Pelo contrário, a fiscalidade favorece os reformados. A comparticipação social generalizada, CSG, a taxa reduzida (6.6% contra 7.5% para a taxa normal aplicada aos activos), abatimento de 10% para despesas profissionais no imposto sobre o rendimento atribuído aos reformados, majorações de pensão não sujeitas ao imposto sobre o rendimento…: no total, os benefícios fiscais ligados às pensões de  reforma ascendem a 11 mil milhões de euros - 5 dos quais em proveito dos reformados mais abastados.

 

Último elemento: a dívida pública é uma verdadeira máquina de expropriar as jovens gerações. A dívida pública é muito elevada: 84% da riqueza nacional - 1700 mil milhões de euros no final de  2010, ou seja 27.000 euros per capita.
Para que é que serve? 97% do orçamento do Estado representa despesas  de funcionamento.
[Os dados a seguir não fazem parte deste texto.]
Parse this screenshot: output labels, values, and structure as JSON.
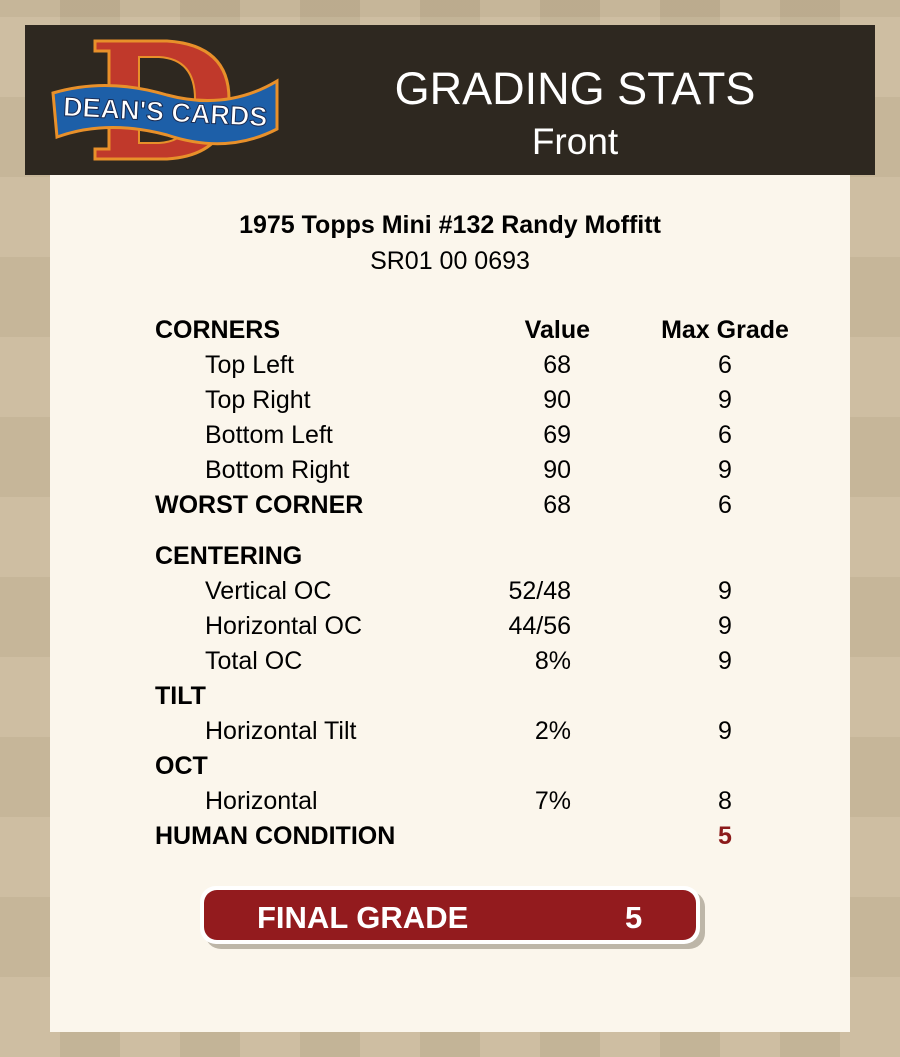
{
  "header": {
    "logo_text": "DEAN'S CARDS",
    "title": "GRADING STATS",
    "subtitle": "Front"
  },
  "card": {
    "name": "1975 Topps Mini #132 Randy Moffitt",
    "serial": "SR01 00 0693"
  },
  "columns": {
    "value": "Value",
    "max_grade": "Max Grade"
  },
  "rows": [
    {
      "type": "head",
      "label": "CORNERS",
      "value": "",
      "max": ""
    },
    {
      "type": "sub",
      "label": "Top Left",
      "value": "68",
      "max": "6"
    },
    {
      "type": "sub",
      "label": "Top Right",
      "value": "90",
      "max": "9"
    },
    {
      "type": "sub",
      "label": "Bottom Left",
      "value": "69",
      "max": "6"
    },
    {
      "type": "sub",
      "label": "Bottom Right",
      "value": "90",
      "max": "9"
    },
    {
      "type": "section",
      "label": "WORST CORNER",
      "value": "68",
      "max": "6"
    },
    {
      "type": "section gap",
      "label": "CENTERING",
      "value": "",
      "max": ""
    },
    {
      "type": "sub",
      "label": "Vertical OC",
      "value": "52/48",
      "max": "9"
    },
    {
      "type": "sub",
      "label": "Horizontal OC",
      "value": "44/56",
      "max": "9"
    },
    {
      "type": "sub",
      "label": "Total OC",
      "value": "8%",
      "max": "9"
    },
    {
      "type": "section",
      "label": "TILT",
      "value": "",
      "max": ""
    },
    {
      "type": "sub",
      "label": "Horizontal Tilt",
      "value": "2%",
      "max": "9"
    },
    {
      "type": "section",
      "label": "OCT",
      "value": "",
      "max": ""
    },
    {
      "type": "sub",
      "label": "Horizontal",
      "value": "7%",
      "max": "8"
    },
    {
      "type": "section human",
      "label": "HUMAN CONDITION",
      "value": "",
      "max": "5"
    }
  ],
  "final": {
    "label": "FINAL GRADE",
    "value": "5"
  },
  "colors": {
    "header_bg": "#2e2820",
    "panel_bg": "#fbf6ec",
    "accent_red": "#931b1e",
    "human_condition": "#8b1a1a"
  }
}
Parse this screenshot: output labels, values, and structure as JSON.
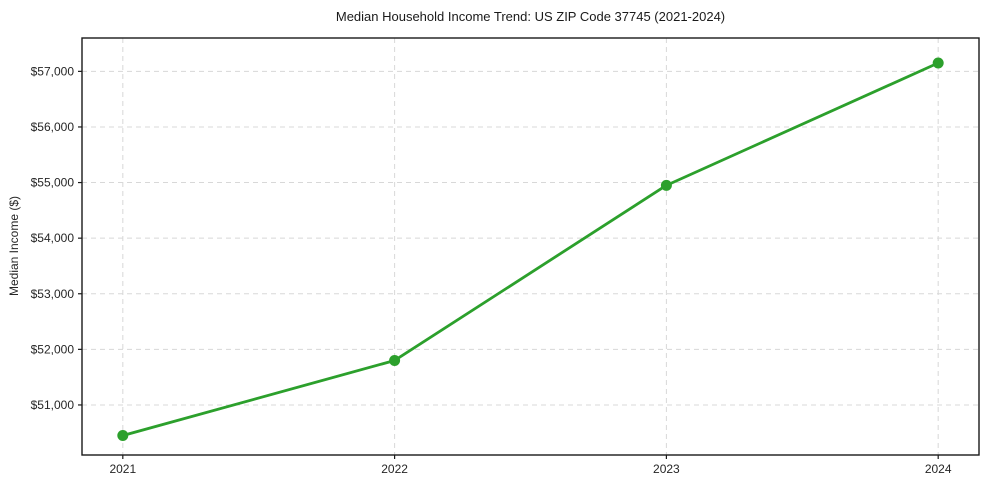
{
  "chart_data": {
    "type": "line",
    "title": "Median Household Income Trend: US ZIP Code 37745 (2021-2024)",
    "xlabel": "",
    "ylabel": "Median Income ($)",
    "x": [
      "2021",
      "2022",
      "2023",
      "2024"
    ],
    "series": [
      {
        "name": "Median Household Income",
        "values": [
          50450,
          51800,
          54950,
          57150
        ]
      }
    ],
    "ylim": [
      50100,
      57600
    ],
    "yticks": [
      51000,
      52000,
      53000,
      54000,
      55000,
      56000,
      57000
    ],
    "ytick_labels": [
      "$51,000",
      "$52,000",
      "$53,000",
      "$54,000",
      "$55,000",
      "$56,000",
      "$57,000"
    ],
    "grid": true,
    "grid_style": "dashed",
    "legend": false,
    "colors": {
      "line": "#2ca02c",
      "marker": "#2ca02c",
      "grid": "#d8d8d8",
      "spine": "#1a1a1a",
      "text": "#262626",
      "background": "#ffffff"
    }
  }
}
A Segurança Social é um orçamento de prestações. Por outras palavras, a dívida não serve para preparar o futuro mas sim para sustentar  artificialmente o trém de vida das gerações actuais.
Quem paga? Diz-se, frequentemente,  que as gerações futuras pagariam. Não deixa de ser exacto: o sobre-endividamento incomoda, não se pode continuar mais esta cavalaria, vai ser necessário reembolsar a dívida. São por conseguinte as jovens gerações actuais que vão pagar a factura.

 

Vivemos acima dos nossos meios, e são os nossos  filhos  que vão pagar.
Assim por conseguinte, as jovens gerações têm efectivamente toda a razão para se  manifestar. Contra a reforma do regime de pensões  de reforma,  mas, sobretudo, muito para além disto: exprimem o seu mal geral. Têm o sentimento de se defrontarem  com uma sociedade bloqueada que os rejeita . Vivem “um pequeno Maio de 68”: em 1968, o bloqueio era empresarial, os seus modos de vida não encontravam o seu lugar na ordem moral antiga; hoje, o bloqueio é económico, os jovens não encontram o seu lugar no mercado de trabalho e não obtêm de modo equitativo a sua parte do valor acrescentado.

 

Os jovens têm razão. Depois dos trinta anos, perante a crise, são a variável de ajustamento de uma sociedade de insiders que protege os seus direitos adquiridos  em detrimento dos novos chegados ao mercado. E isto é verdade para  todas as grandes políticas públicas: educação, emprego, alojamento, política social, política fiscal, dívida pública- as  injustiças concentram-se de maneira geracional.

 

Resultado: o jovem é a nova figura da pobreza na nossa sociedade contemporânea. Vivemos na representação colectiva que os pobres na nossa sociedade, são os reformados. Era verdadeiro há quarenta anos. Com a subida em força do nosso sistema de pensões de reforma, isto já não é mais, muito felizmente, a situação que se verifica. Mas uma outra figura os veio substituir: os pobres, são agora, os jovens activos. A taxa de pobreza é de 18% para os jovens com menos de 30 anos, 20% nas raparigas jovens (contra 8% nos que têm  mais de 60 anos). Um jovem activo sobre cinco vive abaixo do limiar de pobreza!

 

A nossa sociedade está  consciente do destino que inflige aos seus filhos. Comove-se. As famílias apoiam os seus filhos em dificuldade. As transferências familiares são maciças: quase 80 mil milhões por ano são redistribuídos no seio das famílias dos avós para ajudar os filhos, os netos. Alguns fingem ver nissto o sinal positivo da qualidade das solidariedades familiares; mas estas transferências  marcam sobretudo  a falta dos investimentos  colectivos.

 

É necessário uma revolução copernicana das políticas públicas. Com prioridade, uma política de investimento social nas gerações futuras: nos mais pequenos, na educação, na universidade, na política activa de primeiro emprego, na fiscalidade e na política social para jovens … Investir no nosso capital humano é um imperativo humanista mais ainda que um  imperativo económico.

 

O governo e o povo conservador consideram que os jovens não têm o seu lugar na rua. Que os partidos de oposição são irresponsáveis ao apoiá-los a manifestarem-se. Mas seremos todos nós, os adultos, que seremos os  irresponsáveis se não os ouvirmos. Porque uma sociedade que, como Cronos, devora os seus filhos  é uma sociedade que se está a suicidar.

Olivier Ferrand,Presidente de Terra Nova,  POURQUOI LES JEUNES

ONT RAISON DE MANIFESTER, 26 de Outubro de 2010.